凌錦從來都是一個暴脾氣,作爲標準的獅子女,三個月前,她總能把自己直率的性格展示在任何人面前。
可三個月後,對於自己的改變,凌錦沒有絲毫的吃驚。直率的表達出自己的想法,並不能讓她心裡更舒服。三個月前,她被人蓄意謀殺,並且爲殺了她的人,做了三個月的事情。
多麼噁心的現實。
坐在三樓的一個包間,是之前和端木笙還有司若韜共度一夜的房間,凌錦手裡握着水晶杯,杯子裡裝滿透明的液體,無色無味,只是普通的水。

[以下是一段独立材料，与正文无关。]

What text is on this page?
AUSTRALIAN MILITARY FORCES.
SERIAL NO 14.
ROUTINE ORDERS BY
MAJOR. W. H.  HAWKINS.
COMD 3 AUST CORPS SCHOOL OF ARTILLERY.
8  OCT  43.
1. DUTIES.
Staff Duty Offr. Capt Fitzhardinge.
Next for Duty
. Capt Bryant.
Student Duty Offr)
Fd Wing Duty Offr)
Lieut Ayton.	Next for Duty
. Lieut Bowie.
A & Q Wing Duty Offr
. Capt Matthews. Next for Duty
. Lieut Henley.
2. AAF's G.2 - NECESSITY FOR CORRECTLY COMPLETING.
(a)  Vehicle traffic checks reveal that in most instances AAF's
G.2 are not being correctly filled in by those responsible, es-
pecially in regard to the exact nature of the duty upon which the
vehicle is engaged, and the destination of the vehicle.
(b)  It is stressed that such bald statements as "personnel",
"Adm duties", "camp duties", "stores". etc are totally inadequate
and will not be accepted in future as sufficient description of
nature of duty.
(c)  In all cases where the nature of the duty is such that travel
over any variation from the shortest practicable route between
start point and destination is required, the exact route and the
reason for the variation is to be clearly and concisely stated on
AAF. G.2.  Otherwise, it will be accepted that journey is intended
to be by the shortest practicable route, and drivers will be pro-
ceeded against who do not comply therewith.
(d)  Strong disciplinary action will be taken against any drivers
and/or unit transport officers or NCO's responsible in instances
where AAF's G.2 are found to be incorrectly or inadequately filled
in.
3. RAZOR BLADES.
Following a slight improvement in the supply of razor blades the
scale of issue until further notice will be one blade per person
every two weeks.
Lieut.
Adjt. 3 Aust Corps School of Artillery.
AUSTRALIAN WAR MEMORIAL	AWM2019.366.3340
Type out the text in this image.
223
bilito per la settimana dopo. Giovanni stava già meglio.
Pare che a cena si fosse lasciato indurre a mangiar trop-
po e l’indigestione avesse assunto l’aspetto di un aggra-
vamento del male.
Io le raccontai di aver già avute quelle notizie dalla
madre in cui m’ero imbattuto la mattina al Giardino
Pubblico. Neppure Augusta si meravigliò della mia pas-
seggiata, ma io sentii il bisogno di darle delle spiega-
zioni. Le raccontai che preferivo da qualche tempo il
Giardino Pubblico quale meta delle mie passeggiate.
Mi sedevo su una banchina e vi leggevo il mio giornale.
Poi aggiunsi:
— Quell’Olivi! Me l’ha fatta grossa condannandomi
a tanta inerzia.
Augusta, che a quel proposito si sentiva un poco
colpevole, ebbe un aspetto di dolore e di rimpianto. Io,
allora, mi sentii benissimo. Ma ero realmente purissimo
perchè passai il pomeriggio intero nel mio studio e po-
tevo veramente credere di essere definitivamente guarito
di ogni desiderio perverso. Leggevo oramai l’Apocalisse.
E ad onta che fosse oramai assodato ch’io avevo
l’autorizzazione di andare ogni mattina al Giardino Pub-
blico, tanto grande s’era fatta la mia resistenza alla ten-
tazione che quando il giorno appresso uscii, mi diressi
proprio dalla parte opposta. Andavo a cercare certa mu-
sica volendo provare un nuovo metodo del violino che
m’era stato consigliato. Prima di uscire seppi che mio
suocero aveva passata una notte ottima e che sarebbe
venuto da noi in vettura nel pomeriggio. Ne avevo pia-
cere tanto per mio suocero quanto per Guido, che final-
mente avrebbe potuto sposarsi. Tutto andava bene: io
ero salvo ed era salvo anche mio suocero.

凌錦盯着這杯水發了接近一個小時的呆,她越看這杯水越覺得它像一個人。
許風揚,沒錯,這杯水像許風揚。不是擺在超市貨架上的農夫山泉,也不是幾十塊錢一瓶,法國進口依雲。許風揚這種水,是更高級的存在。他是沙漠裡的綠洲,是戈壁中的水源。
水本身很普通,唯一特殊的是它所出現的地方。在沙漠,在戈壁,水源就是生命的保證。
在許多人眼中,許風揚就是如此般的存在。
凌錦親眼見過許風揚如何逆轉雲潔的案子,也目睹過許風揚在許雪舞拍賣會上的所作所爲。這個男人所打的每一仗都精彩之極,許風揚明白,越是處於絕境,他的重要性就越能凸顯。
想要報復許風揚可以從兩方面入手,第一方面是許雪舞,許風揚最軟肋所在。但類似許風揚這種人既然能把自己的軟肋暴露在外就說明,他已經有完全的對策去保護起軟肋,不到萬不得已,凌錦不想動許雪舞。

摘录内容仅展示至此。